¡Adiós a los taxis que parecen sacados de una película de los 80! Clara Brugada, Jefa de Gobierno de la CDMX, arrancó el 23 de diciembre el programa de Sustitución de Transporte Público Individual, un plan para mandar al retiro a esos cacharros con más de 10 años de rodar por la capital. La idea es chatarrizar 300 unidades de entrada y renovar unas 800 en total, dándole a los taxistas un empujoncito económico para que compren carritos nuevos y no sigan circulando en museos ambulantes.
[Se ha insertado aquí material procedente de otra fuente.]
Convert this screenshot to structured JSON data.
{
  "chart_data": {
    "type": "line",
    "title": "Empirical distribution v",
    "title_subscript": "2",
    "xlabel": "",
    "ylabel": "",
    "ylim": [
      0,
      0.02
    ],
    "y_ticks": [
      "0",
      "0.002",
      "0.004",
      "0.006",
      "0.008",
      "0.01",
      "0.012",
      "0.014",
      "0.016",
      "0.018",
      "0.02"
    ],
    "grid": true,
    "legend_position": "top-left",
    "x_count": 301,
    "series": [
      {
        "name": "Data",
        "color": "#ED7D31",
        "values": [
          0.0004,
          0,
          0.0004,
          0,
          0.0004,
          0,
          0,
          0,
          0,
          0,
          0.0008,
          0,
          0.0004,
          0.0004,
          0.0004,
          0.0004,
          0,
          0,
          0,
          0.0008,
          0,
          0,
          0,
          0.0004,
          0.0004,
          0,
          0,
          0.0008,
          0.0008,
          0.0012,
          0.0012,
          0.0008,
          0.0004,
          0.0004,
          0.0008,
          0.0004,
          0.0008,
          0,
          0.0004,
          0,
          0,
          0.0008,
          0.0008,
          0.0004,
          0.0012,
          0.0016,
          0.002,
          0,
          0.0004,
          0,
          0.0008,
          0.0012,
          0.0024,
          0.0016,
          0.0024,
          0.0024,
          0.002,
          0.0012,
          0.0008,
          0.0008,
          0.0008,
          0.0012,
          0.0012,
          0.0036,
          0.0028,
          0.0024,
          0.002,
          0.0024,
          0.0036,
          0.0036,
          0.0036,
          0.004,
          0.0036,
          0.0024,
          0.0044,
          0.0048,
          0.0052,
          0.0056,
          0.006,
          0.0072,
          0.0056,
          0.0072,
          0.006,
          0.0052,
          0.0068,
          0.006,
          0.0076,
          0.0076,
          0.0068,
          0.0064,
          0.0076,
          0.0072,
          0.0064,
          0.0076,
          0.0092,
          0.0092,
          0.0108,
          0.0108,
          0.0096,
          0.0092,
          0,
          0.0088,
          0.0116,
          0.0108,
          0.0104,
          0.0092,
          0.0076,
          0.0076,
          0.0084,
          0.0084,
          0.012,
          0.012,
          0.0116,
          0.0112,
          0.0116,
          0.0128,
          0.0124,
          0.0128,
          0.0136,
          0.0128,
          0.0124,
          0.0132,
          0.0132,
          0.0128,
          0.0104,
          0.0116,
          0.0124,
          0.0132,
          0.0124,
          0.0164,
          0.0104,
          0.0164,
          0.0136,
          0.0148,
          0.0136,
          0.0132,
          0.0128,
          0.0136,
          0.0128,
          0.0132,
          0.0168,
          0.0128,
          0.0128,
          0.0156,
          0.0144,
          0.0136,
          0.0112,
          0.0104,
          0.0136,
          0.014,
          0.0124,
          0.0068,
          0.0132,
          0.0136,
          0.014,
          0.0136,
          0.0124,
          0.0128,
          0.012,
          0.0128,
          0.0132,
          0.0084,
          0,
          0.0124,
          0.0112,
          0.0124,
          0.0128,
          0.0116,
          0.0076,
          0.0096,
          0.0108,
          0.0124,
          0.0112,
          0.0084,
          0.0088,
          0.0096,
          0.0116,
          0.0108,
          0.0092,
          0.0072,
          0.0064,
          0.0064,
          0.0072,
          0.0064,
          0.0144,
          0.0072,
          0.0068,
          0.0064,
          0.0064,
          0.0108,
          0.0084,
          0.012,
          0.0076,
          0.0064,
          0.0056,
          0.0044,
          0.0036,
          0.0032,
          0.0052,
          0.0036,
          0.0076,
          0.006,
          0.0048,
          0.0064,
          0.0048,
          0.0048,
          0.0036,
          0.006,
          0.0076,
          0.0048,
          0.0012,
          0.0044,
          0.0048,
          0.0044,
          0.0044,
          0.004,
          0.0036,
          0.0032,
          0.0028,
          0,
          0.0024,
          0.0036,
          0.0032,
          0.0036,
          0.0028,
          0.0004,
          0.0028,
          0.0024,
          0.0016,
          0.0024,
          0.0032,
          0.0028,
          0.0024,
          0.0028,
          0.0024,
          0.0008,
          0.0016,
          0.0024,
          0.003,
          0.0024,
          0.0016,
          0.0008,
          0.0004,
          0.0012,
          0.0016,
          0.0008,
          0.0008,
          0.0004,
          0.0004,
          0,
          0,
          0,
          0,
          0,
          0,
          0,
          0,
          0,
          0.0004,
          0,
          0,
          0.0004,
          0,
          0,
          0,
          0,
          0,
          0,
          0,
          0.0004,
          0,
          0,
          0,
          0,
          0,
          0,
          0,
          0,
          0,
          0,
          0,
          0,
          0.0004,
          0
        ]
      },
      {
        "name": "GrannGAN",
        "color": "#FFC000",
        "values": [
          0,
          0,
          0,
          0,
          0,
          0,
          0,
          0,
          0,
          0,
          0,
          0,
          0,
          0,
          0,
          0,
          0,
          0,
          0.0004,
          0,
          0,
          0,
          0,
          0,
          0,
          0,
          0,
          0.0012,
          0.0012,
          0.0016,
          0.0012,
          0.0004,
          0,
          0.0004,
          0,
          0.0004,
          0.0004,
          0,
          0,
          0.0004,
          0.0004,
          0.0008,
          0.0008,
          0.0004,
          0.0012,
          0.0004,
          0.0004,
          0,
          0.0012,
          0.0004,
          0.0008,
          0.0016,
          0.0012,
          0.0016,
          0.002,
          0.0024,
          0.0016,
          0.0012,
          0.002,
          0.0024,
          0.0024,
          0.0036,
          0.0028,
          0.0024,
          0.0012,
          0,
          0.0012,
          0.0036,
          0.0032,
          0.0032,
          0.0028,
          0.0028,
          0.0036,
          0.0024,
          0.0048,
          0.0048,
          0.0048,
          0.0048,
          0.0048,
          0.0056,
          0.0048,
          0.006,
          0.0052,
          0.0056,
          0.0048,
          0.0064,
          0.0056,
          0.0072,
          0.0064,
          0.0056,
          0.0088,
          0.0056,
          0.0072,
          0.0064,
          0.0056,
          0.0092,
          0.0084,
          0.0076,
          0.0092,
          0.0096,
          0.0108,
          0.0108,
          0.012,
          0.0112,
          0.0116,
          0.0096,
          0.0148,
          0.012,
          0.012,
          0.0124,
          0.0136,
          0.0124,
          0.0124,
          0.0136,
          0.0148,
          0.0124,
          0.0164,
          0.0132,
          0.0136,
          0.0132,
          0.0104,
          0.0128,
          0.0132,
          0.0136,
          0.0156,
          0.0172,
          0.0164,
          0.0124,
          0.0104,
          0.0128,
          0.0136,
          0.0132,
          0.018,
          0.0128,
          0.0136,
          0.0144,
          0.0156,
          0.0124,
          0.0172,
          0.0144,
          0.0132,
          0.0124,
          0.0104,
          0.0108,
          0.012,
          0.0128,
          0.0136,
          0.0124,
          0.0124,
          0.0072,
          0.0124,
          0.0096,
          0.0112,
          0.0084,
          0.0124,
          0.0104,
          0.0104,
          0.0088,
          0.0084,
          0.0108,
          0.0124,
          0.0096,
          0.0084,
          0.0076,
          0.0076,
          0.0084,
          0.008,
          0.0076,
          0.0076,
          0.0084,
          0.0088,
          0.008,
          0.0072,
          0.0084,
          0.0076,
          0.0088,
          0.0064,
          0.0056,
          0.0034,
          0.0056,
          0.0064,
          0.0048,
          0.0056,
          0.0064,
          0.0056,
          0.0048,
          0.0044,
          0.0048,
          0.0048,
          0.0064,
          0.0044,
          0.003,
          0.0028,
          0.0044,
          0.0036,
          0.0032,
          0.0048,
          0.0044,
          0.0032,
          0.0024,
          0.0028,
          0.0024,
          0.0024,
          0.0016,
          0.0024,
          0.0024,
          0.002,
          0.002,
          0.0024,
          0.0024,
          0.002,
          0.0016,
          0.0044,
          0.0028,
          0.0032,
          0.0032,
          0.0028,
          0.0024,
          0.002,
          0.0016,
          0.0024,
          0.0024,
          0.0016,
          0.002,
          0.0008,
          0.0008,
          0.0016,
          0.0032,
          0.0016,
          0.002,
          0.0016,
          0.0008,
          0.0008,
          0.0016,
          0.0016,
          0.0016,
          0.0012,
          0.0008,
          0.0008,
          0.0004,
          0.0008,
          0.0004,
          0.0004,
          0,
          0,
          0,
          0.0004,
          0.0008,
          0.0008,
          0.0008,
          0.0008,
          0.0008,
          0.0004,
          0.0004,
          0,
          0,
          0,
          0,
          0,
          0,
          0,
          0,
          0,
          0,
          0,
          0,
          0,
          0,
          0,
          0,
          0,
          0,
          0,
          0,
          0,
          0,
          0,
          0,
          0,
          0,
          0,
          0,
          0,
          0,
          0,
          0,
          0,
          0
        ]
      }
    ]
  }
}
Brugada, en plan de reina del reciclaje, presumió en rueda de prensa que este programa es un hit entre los dueños de taxis, con solicitudes a montones para deshacerse de sus reliquias. Y no es solo por estética: con 600 mil pasajeros diarios (casi un millón si cuentas la Zona Metropolitana), los taxis son la columna vertebral del caos citadino. Por eso, el gobierno ofrece apoyos para que los taxistas renueven su nave y no sigan contaminando más que un asador en domingo familiar.
El plan a largo plazo para 2026 es ambicioso, con cuatro ejes que suenan a ciencia ficción: electromovilidad para ser más verdes que un jugo detox, una app para competir con las plataformas modernas, seguridad con geolocalización y botones de pánico, y hasta capacitación turística para el Mundial de Fútbol. Héctor Ulises García Nieto, de Semovi, reveló que la meta subirá a mil unidades renovadas y que negocian con fabricantes para abaratar híbridos y eléctricos. Hasta tendrán una cromática mundialista. ¿Taxis del futuro o solo un lavado de cara? Esto pinta más curioso que un taxista sin chisme.